The general task of Pattern Analysis is to find and study general types of relations (for example clusters, rankings, principal components, correlations, classifications) in general types of data (such as: sequences, text documents, sets of points, vectors, images, etc).

KMs approach the problem by mapping the data into a high dimensional feature space, where each coordinate corresponds to one feature of the data items, transforming the data into a set of points in a euclidean space. In that space, a variety of methods can be used to find linear relations in the data. Since the mapping can be quite general (not necessarily linear, for example), the relations found in this way are accordingly very general.

KMs owe their name to the use of kernel functions, that enable them to operate in the feature space without ever computing the coordinates of the data in such space, but rather by simply computing the inner products between the images of all pairs of data in the feature space. This operation is often computationally cheaper than the explicit computation of the coordinates. Kernel functions have been introduced for sequence data, text, images, as well as vectors.

Algorithms capable of operating with kernels include: Support Vector Machines, Fisher Discriminant, Principal Components Analysis, Canonical Correlation Analysis, Ridge Regression, Spectral Clustering, and many others.
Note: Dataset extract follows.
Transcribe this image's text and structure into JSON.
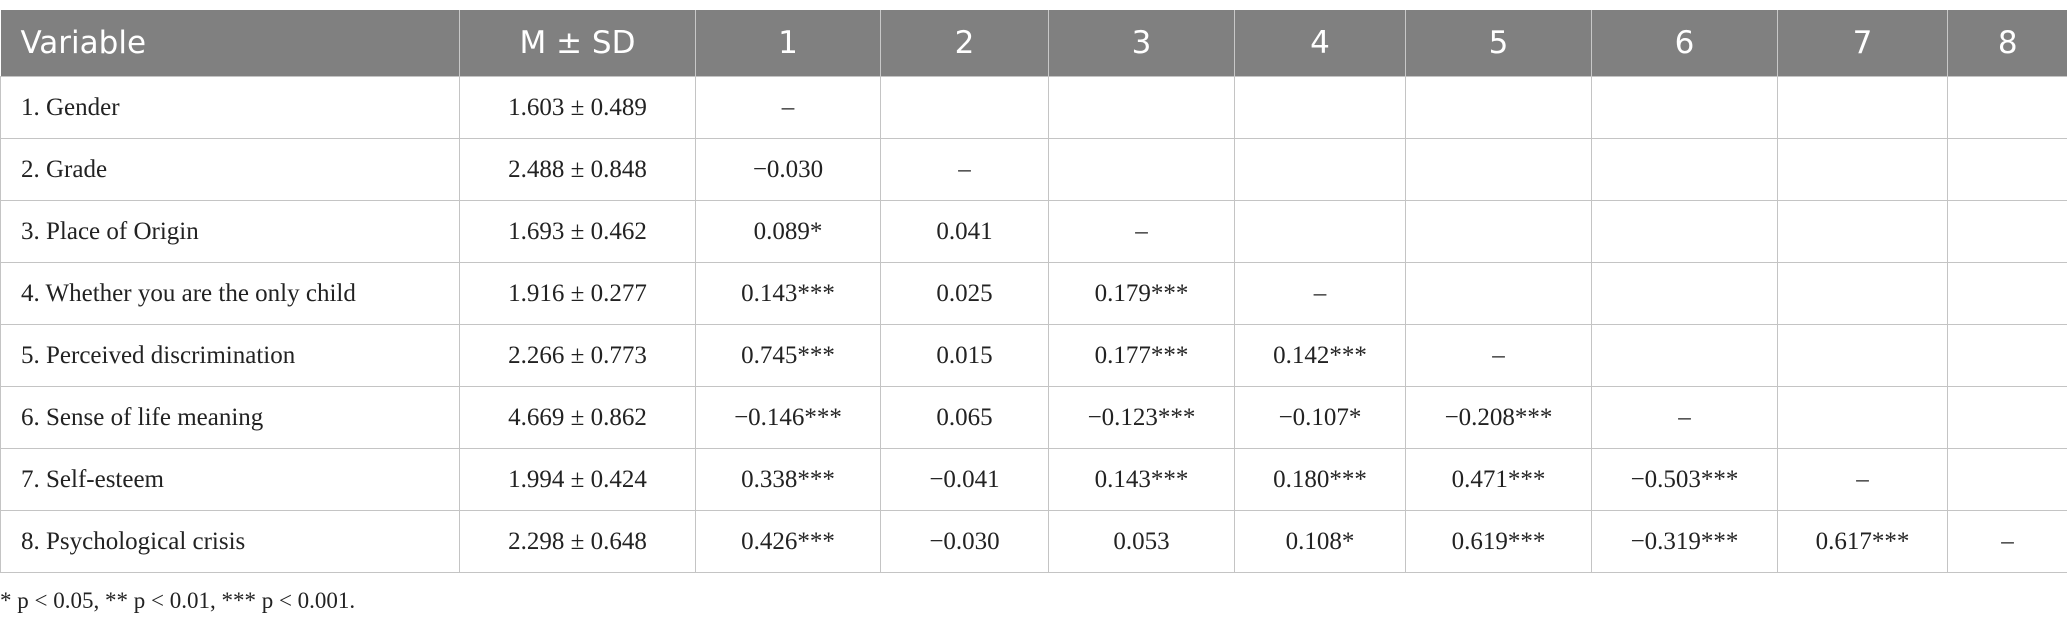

Since any kernel can be used with any kernel-algorithm, it is possible to construct exotic combinations such as: regression over biosequences; classification of documents; clustering of images; and so on.

Because of the particular culture of the research community that has been developing this approach since the mid 90s, most kernel-algorithms are based on convex optimization or eigenproblems, are computationally efficient and statistically well founded. Typically, their statistical properties are analyzed by means of Statistical Learning Theory.

At the moment, the main application areas are in bioinformatics, text categorization, handwriting recognition.